Unfortunately, our government has a long history of using professional regulations to clamp down on lawyers exercising this First Amendment right.

Earlier this month, for example, the Department of Justice (DOJ) attempted to bully Northwest Immigrant Rights Project (NWIRP)—the leading provider of free legal services to immigrants in Washington— by saying their lawyers had to agree to full representation of every immigrant they help.

This is a heartless, ridiculous demand that would severely limit the number of immigrants NWIRP helps. Also, it’s unconstitutional.
The ACLU of Washington filed a friend of the court brief supporting NWIRP’s legal challenge to the DOJ, and on Wednesday, U.S. District Court Judge Richard Jones granted NWIRP’s motion for a temporary restraining order.

The TRO preserves the status quo, and has nationwide effect, so for now NWIRP and every immigrant-rights nonprofit in America can continue to provide legal help to people who need it.

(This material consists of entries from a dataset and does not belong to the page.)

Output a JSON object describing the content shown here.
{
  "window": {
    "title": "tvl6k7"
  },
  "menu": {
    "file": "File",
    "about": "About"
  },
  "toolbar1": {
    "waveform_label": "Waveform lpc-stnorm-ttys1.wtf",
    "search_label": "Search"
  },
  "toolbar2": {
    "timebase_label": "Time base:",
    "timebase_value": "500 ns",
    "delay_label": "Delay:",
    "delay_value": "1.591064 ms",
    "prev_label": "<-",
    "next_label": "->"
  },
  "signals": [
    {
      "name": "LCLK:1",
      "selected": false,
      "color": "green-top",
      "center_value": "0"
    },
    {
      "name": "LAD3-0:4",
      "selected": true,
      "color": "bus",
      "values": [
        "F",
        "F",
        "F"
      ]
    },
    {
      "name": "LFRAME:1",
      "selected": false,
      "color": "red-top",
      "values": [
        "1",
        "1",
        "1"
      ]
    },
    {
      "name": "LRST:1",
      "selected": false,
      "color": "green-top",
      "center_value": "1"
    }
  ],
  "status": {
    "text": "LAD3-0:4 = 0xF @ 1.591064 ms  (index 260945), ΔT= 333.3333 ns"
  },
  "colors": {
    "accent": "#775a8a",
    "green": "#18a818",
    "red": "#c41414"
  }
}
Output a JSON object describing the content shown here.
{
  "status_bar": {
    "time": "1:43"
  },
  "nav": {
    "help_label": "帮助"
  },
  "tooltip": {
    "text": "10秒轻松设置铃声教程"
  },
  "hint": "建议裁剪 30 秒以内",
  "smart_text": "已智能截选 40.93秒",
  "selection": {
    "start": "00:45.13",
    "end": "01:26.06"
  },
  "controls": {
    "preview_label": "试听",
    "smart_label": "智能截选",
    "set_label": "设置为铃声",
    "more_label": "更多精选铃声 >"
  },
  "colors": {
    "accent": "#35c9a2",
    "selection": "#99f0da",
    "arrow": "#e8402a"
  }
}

In his ruling, Jones said NWIRP showed that the government’s demand violated the nonprofit’s constitutional rights. But it’s what he said about the DOJ’s sudden enforcement of a nine-year-old rule designed to prevent immigrants from being exploited that really stands out.
Because the DOJ has yet to enforce the rule on anyone else, NWIRP was “potentially targeted” by the DOJ’s directive, Jones said.

In other words, there exists the possibility that Jeff Sessions is intentionally going after NWIRP, a group of lawyers who happen to be very, very successful at using their free-speech rights to help immigrants.

Shocking, we know.

The ACLU was founded in a fight for free speech nearly 100 years ago. Since then we’ve seen many attempts by government to use professional conduct rules to silence lawyers sharing information and legal advice with people who need it.

For example, in the 1970s, South Carolina had a policy of requiring some women to undergo sterilization as a condition of receiving Medicaid. Edna Primus, a lawyer volunteering for the ACLU, met with women who had undergone or were facing sterilization to inform them of their rights under the Constitution and to suggest the possibility of a lawsuit. 
 
For this, Primus was disciplined, but the U.S. Supreme Court ultimately overturned the reprimand, declaring that her effort to find and represent women whose constitutional rights were jeopardized was protected by the First Amendment.
 
In its decision, the Supreme Court said that because there’s a danger the government could use selective enforcement of broad rules to censor speech, and because First Amendment freedoms need “breathing space” to survive, the government can only regulate lawyers with “narrow specificity.”
 
The Court also noted that when free-speech rights have involved the freedom of association characterized by nonprofit organizations like the ACLU and the NAACP, courts have defended them especially vigorously.
 
NWIRP, a nonprofit that has offered free legal help to immigrants for more than 30 years, now joins the long, storied list of organizations that have been reprimanded by the government simply for using their First Amendment rights to associate and share information with people in need.
But the law, and the full firepower of the ACLU, is on NWIRP’s side. Since the 1960s, the Supreme Court has repeatedly and consistently recognized that free-speech rights are both vital to society and vulnerable to suffocation by a government wielding broad rules.

Whatever Jeff Sessions intends to do as Attorney General, restricting free speech is no way to do it. The First Amendment isn’t first for nothing.